On Dec 18, 2009, at 2:14 PM, Alan Rudy wrote:
> It is quite likely I'm reading Harvey so that he says what I want
> him to
> say, that what he says confirms my sense of things. I read all of
> Harvey's
> neoliberalism stuff as a variation on a theme by the Condition of
> Postmodernity argument that treating post-Fordism as if it didn't
> have maybe
> even a majority of Fordist and/or pre-Fordist production in it, or
> post-modernity as if there weren't a condition built on an overweaning
> modernism... in short, neoliberalism represents neo-liberalism - an
> romantic
> and ideological effort by capital to return to a bygone era... to
> desocialize, dedemocratize and reallocate surplus value.
Sure, but an undoing of gains of the working class isn't the same as the primary appropriation. E.g., a privatization of a once-public firm (even if it was an instance of lemon socialism) is different from privatizing the commons. Because the once-public firm was before that private (I recall Ernest Mandel calling these "reprivatizations").
> The terrain of acquisitions and mergers - an integral
> part of business and investment under neoliberalism has been
> explicitly
> about the liquidization of fixed capital stocks. These liquid
> assets are
> then reinvested in derivatives, hedge funds and beyond.

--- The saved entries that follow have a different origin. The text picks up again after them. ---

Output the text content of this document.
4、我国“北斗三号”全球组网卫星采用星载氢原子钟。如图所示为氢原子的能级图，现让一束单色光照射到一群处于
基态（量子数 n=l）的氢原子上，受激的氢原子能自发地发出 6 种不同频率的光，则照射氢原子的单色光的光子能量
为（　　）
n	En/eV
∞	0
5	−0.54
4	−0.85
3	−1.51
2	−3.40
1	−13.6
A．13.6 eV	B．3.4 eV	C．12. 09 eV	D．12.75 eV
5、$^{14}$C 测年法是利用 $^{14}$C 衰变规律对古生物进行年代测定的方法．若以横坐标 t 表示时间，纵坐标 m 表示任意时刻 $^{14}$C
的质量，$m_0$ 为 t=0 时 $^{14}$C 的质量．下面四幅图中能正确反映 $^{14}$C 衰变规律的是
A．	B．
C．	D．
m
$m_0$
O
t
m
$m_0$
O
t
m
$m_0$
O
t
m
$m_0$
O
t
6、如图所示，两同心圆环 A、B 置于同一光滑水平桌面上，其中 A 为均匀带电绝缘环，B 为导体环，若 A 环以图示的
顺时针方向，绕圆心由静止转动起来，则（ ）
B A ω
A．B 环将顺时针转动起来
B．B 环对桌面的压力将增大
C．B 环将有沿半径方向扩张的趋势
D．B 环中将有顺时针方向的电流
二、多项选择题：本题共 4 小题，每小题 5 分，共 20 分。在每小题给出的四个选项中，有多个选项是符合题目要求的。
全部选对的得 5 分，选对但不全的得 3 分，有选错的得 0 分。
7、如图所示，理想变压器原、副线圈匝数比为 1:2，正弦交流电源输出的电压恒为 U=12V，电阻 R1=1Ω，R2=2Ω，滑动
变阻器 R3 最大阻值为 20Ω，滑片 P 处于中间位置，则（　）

Except that according to the Fed's flow of funds stats, the value of the tangible capital stock of U.S. nonfinancial firms topped out at 132% of GDP in 1982. The ratio fell from a high of 117% in 1950 to 97% in 1966 (also the peak year for profitability, using the tangible capital stock as the denominator - and the year of the first post-WW2 credit crunch). It rose through the 1970s to the 1982 peak - then fell. The 1980s wave of takeovers was about reducing the tangible capital stock - theorists like Michael Jensen were quite clear on this. But the decline reversed in 1996, as the dot.com mania was taking off and the productivity acceleration got underway. It then began to rise through 2007, the cyclical peak, hitting 140% of GDP. It's now around 116%.
There's a lot of magic to estimating the value of the capital stock, I know, but this story needs some empirical backing if it's to be convincing, despite its theoretical appeal. I know that a lot of Marxists find bourgeois stats on capital and profits to be unreliable because they don't separate the productive from the unproductive, but I get very suspicious of adjustments that end up proving what the authors want to prove.